A screenshot showing how to filter for and select the Azure AD group for the application in the Select members dialog box.
The service principal will now show as selected on the Add role assignment screen.

Select Review + assign to go to the final page and then Review + assign again to complete the process.
A screenshot showing the completed Add role assignment page and the location of the Review + assign button used to complete the process.

3 - Configure environment variables for application

You must set the AZURE_CLIENT_ID, AZURE_TENANT_ID, and AZURE_CLIENT_SECRET environment variables for the process that runs your Python app to make the application service principal credentials available to your app at runtime.

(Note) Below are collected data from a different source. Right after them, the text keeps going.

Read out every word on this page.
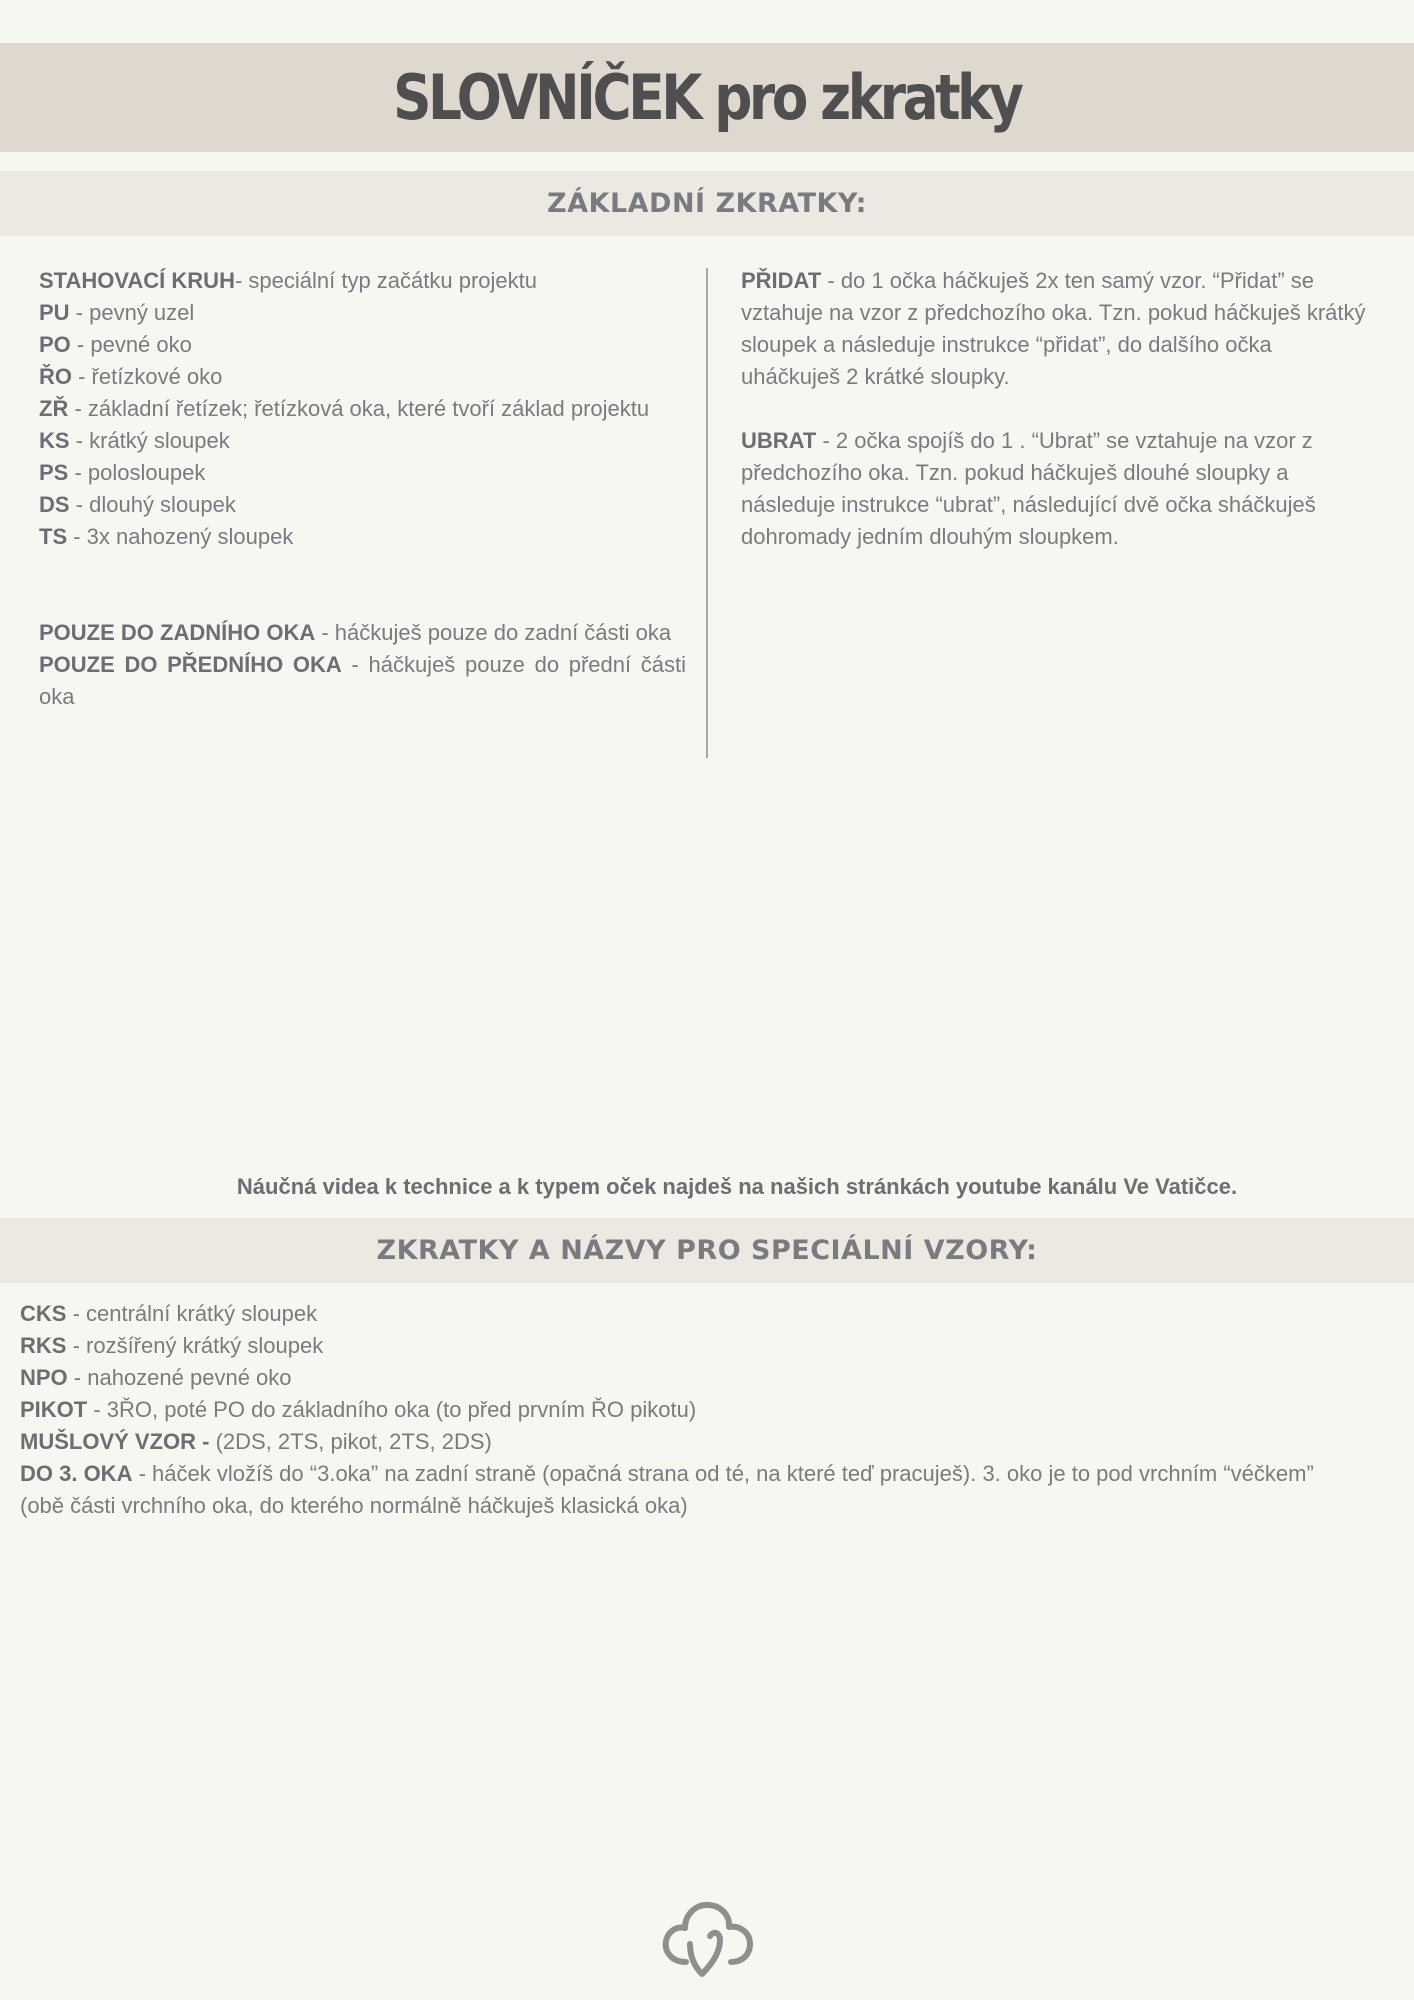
SLOVNÍČEK pro zkratky
ZÁKLADNÍ ZKRATKY:

STAHOVACÍ KRUH- speciální typ začátku projektu

PU - pevný uzel

PO - pevné oko

ŘO - řetízkové oko

ZŘ - základní řetízek; řetízková oka, které tvoří základ projektu

KS - krátký sloupek

PS - polosloupek

DS - dlouhý sloupek

TS - 3x nahozený sloupek

POUZE DO ZADNÍHO OKA - háčkuješ pouze do zadní části oka

POUZE DO PŘEDNÍHO OKA - háčkuješ pouze do přední části oka

PŘIDAT - do 1 očka háčkuješ 2x ten samý vzor. “Přidat” se vztahuje na vzor z předchozího oka. Tzn. pokud háčkuješ krátký sloupek a následuje instrukce “přidat”, do dalšího očka uháčkuješ 2 krátké sloupky.

UBRAT - 2 očka spojíš do 1 . “Ubrat” se vztahuje na vzor z předchozího oka. Tzn. pokud háčkuješ dlouhé sloupky a následuje instrukce “ubrat”, následující dvě očka sháčkuješ dohromady jedním dlouhým sloupkem.

Náučná videa k technice a k typem oček najdeš na našich stránkách youtube kanálu Ve Vatičce.

ZKRATKY A NÁZVY PRO SPECIÁLNÍ VZORY:

CKS - centrální krátký sloupek

RKS - rozšířený krátký sloupek

NPO - nahozené pevné oko

PIKOT - 3ŘO, poté PO do základního oka (to před prvním ŘO pikotu)

MUŠLOVÝ VZOR - (2DS, 2TS, pikot, 2TS, 2DS)

DO 3. OKA - háček vložíš do “3.oka” na zadní straně (opačná strana od té, na které teď pracuješ). 3. oko je to pod vrchním “véčkem” (obě části vrchního oka, do kterého normálně háčkuješ klasická oka)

The DefaultAzureCredential object looks for the service principal information in these environment variables.

When using Gunicorn to run Python web apps in a UNIX server environment, environment variables for an app can be specified by using the EnvironmentFile directive in the gunicorn.server file as shown below.

[Unit]
Description=gunicorn daemon
After=network.target  
  
[Service]  
User=www-user
Group=www-data
WorkingDirectory=/path/to/python-app
EnvironmentFile=/path/to/python-app/py-env/app-environment-variables
ExecStart=/path/to/python-app/py-env/gunicorn --config config.py wsgi:app
            
[Install]  
WantedBy=multi-user.target

The file specified in the EnvironmentFile directive should contain a list of environment variables with their values as shown below.

AZURE_CLIENT_ID=<value>
AZURE_TENANT_ID=<value>
AZURE_CLIENT_SECRET=<value>

4 - Implement DefaultAzureCredential in application

To authenticate Azure SDK client objects to Azure, your application should use the DefaultAzureCredential class from the azure.identity package.

Start by adding the azure.identity package to your application.

pip install azure-identity

Next, for any Python code that creates an Azure SDK client object in your app, you will want to:

  1. Import the DefaultAzureCredential class from the azure.identity module.
  2. Create a DefaultAzureCredential object.
  3. Pass the DefaultAzureCredential object to the Azure SDK client object constructor.

An example of this is shown in the following code segment.

from azure.identity import DefaultAzureCredential
from azure.storage.blob import BlobServiceClient

# Acquire a credential object
token_credential = DefaultAzureCredential()

blob_service_client = BlobServiceClient(
        account_url="https://<my_account_name>.blob.core.windows.net",
        credential=token_credential)

When the above code instantiates the DefaultAzureCredential object, DefaultAzureCredential reads the environment variables AZURE_SUBSCRIPTION_ID, AZURE_TENANT_ID, AZURE_CLIENT_ID, and AZURE_CLIENT_SECRET for the application service principal information to connect to Azure with.